Has anybody else experienced this and had any success saving markers?
You are not able to save such a big file in WaveLab if the RF64 option is not set (at least, this is how it is meant to work).
And if you do, then the markers are loaded back if either of these options is set.
I was able to render this 3GB file as a standard BWF when I unchecked the “Support RF64 File Format” option. My understanding is that standard BWF should be able to function up to 4GB(?). And, yeah, I had those both checked when I saved the file and that didn’t work. D’oh!

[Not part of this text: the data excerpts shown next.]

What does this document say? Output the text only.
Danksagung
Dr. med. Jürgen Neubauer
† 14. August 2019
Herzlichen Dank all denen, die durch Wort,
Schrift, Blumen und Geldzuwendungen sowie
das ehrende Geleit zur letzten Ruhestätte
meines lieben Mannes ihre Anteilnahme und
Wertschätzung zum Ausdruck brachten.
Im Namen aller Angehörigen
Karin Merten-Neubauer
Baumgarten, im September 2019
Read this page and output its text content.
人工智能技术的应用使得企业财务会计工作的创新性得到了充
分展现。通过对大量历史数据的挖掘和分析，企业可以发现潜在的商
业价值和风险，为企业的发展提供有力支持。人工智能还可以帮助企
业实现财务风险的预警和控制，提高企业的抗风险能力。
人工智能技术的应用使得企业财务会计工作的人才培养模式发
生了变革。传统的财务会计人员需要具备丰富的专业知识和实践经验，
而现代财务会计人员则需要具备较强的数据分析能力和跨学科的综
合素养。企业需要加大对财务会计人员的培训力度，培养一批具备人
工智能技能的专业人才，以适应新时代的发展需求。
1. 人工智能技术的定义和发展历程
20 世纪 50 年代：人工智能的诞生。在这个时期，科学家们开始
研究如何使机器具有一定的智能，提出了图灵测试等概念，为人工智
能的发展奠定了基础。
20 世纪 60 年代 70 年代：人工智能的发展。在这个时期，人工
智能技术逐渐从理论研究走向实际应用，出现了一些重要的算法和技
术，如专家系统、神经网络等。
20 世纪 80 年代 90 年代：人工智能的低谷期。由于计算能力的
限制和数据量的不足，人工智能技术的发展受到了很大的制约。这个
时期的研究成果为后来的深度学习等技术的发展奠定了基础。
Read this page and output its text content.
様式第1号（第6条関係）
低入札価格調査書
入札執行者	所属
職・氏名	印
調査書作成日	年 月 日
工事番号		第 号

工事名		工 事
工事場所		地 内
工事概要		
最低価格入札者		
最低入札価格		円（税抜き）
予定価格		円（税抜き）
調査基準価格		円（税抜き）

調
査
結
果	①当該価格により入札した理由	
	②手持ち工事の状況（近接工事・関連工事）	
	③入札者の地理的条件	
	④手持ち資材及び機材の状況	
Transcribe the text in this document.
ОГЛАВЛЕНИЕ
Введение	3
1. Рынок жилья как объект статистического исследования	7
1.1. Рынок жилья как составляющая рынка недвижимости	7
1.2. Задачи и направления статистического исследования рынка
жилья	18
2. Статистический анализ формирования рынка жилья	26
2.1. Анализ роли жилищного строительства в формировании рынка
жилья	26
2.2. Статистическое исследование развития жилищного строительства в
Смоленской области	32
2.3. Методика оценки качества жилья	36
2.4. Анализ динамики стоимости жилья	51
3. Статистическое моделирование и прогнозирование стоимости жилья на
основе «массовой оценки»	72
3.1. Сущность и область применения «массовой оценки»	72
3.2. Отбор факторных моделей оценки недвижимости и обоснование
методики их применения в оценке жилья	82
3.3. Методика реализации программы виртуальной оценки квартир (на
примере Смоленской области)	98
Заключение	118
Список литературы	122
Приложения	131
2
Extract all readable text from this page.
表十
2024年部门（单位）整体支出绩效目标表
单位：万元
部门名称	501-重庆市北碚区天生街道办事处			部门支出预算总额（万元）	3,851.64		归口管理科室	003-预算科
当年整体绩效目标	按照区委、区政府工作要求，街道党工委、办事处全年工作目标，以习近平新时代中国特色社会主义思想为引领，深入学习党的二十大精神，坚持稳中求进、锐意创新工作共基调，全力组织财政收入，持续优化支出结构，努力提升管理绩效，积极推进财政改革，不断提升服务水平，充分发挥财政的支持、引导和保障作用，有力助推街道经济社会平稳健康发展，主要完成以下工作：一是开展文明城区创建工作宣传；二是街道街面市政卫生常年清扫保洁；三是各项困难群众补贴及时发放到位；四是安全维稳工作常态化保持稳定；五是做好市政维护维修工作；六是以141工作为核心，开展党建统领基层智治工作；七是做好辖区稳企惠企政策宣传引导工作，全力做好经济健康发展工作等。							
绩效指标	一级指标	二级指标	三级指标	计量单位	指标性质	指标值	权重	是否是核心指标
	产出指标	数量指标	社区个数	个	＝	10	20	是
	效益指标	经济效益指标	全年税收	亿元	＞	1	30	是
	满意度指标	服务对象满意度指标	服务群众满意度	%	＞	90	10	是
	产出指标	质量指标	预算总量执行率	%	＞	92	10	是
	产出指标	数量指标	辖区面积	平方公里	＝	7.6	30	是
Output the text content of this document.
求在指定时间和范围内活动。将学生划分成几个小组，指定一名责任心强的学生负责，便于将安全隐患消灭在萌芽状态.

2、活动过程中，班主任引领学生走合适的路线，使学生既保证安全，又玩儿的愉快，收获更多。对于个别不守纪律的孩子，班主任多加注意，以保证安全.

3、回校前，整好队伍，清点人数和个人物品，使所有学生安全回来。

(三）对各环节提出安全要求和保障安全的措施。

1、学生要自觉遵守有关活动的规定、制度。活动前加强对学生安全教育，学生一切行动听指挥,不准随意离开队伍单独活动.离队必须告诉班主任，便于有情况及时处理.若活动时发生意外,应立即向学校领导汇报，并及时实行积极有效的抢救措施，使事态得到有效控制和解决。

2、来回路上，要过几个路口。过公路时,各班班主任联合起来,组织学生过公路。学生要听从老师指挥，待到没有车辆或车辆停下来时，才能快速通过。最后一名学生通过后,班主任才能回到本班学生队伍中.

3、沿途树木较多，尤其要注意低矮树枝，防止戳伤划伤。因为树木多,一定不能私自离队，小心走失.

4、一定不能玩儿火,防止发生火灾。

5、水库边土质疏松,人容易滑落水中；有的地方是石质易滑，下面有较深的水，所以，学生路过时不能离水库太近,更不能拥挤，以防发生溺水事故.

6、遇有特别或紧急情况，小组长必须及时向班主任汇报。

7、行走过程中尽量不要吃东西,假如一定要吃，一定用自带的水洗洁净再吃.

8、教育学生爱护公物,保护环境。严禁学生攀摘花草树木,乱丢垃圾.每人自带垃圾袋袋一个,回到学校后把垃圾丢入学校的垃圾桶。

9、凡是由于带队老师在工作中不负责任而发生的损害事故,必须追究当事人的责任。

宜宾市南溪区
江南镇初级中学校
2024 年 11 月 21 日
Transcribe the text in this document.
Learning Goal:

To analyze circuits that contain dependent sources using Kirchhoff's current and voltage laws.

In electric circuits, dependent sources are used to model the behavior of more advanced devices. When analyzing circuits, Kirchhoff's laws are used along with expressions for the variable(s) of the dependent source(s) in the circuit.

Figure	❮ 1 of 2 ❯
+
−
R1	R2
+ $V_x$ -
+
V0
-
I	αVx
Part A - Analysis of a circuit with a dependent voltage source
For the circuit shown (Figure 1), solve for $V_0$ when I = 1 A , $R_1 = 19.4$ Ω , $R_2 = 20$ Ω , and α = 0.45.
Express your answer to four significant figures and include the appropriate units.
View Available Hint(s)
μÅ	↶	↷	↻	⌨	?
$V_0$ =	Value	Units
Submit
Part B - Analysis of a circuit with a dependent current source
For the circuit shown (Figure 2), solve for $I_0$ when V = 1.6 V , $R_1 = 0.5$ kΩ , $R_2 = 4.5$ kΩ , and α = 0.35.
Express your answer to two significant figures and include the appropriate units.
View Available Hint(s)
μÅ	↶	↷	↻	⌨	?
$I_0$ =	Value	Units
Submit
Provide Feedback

So it sounds like Wavelab isn’t equipped to work with standard BWF files larger than 2GB, since it prefers to work with RF64 files when they’re that large?
I reached out to a friend and he said that the file could have a signed 32 bit value, rather than unsigned. (I’m not a computer guy so this is a bit over my head but might offer some help to those who understand.)
(The client doesn’t accept RF64 files because they’re not the standard/best practice for archival use.)
I was able to figure out a workaround using a different program so I think I’m all set.
You can inform your client that, on the contrary, RF64 has been standardized by the European Broadcasting Union for several years (you can find more information here: RF64 - Wikipedia). It’s worth noting that it is the same organization that established the BWF standard. Therefore saying you want BWF on one hand and not RF64 is weird.
In fact, I would go so far as to say that, for archival purposes, it can be riskier to store 3 GB files without RF64 than with it. While I haven’t conducted a recent check, in the past, it was common to encounter audio applications that couldn’t open RIFF files larger than 2 GB. Therefore, for the sake of data integrity and safety, using RF64 is recommended.
Thanks for the thoughtful reply! I was wrong about the standard/best practice comment.
They’re structured differently, then? The Format section on the wikipedia mentions how an additional chunk is added and bytes are changed from RIFF to RF64. Could that affect how metadata is embedded/used if there are normal WAV’s and RF64’s are in the same collection?